Mal respected Lady Lyssa, arguably the most powerful vampire in their world, and the current head of the Vampire Council. Many Council members and higher-ranking vampires had visited the island over the years. Most stayed a few days, and some even pitched in to help with the island's daily labor-intensive operations. Mal knew the value of having such influential patrons, while grumbling over the disruption of the sanctuary's routine and the need to hone diplomatic skills that didn't come naturally to him.

In the 1990s, Kohana had noted the vampires viewed the island as an "eco-vacation." A place to reconnect to the earth and slow life's pace. Mal had scowled at the term and inflicted another scar in the doorframe.

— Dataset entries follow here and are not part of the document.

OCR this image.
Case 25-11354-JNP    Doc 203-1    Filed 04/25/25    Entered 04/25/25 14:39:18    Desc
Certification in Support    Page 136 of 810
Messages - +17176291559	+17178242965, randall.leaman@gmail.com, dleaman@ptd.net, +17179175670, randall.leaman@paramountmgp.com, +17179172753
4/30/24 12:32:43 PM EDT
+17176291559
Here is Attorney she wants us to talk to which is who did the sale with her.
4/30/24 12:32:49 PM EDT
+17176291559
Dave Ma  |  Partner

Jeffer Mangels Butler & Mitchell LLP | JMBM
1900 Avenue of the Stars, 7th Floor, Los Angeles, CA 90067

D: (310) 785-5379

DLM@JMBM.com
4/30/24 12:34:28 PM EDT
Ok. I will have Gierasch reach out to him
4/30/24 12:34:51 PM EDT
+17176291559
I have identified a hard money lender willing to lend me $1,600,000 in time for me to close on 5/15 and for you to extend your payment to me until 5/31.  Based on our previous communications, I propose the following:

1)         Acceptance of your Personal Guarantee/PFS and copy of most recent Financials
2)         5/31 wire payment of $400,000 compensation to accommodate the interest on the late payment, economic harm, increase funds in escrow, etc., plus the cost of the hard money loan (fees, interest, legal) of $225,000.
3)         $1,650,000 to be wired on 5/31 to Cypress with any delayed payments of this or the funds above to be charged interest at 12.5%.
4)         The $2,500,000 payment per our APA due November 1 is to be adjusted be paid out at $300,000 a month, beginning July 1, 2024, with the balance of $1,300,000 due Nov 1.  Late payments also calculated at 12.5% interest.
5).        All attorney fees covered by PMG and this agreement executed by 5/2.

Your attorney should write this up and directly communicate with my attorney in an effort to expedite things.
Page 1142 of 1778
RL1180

While Mal fortunately didn't seem too disturbed by Adan's announcement, he wanted to know why such an important vampire needed to sanction Ruth's presence.

"It has to do with the woman she's protecting," Adan told him. "Ruth's going to be fine, Da. Promise."

On that note, Ruth allowed herself one last hug from her parents and then stepped up beside Adan as he called the magic that would open the portal.

She'd never traveled that way before. Adan had told her how it would be, but he'd framed it in a context she would understand. Which wasn't accurate at all.

Her recent experience, being plucked off the ground effortlessly and accelerating through the air at a speed that made it impossible to have any thoughts at all, came far closer. Adrenaline, a dash of terror, and a heavy dose of oh, that cup of blood for breakfast was a really bad idea .

When her mind stopped spinning, she was kneeling on an unfamiliar forest path. Adan held her hair back as she coughed and bent over double. Thank the Great Father and Mother that Adan hadn't portaled her directly into the audience with Lady Yvette and Lady Lyssa.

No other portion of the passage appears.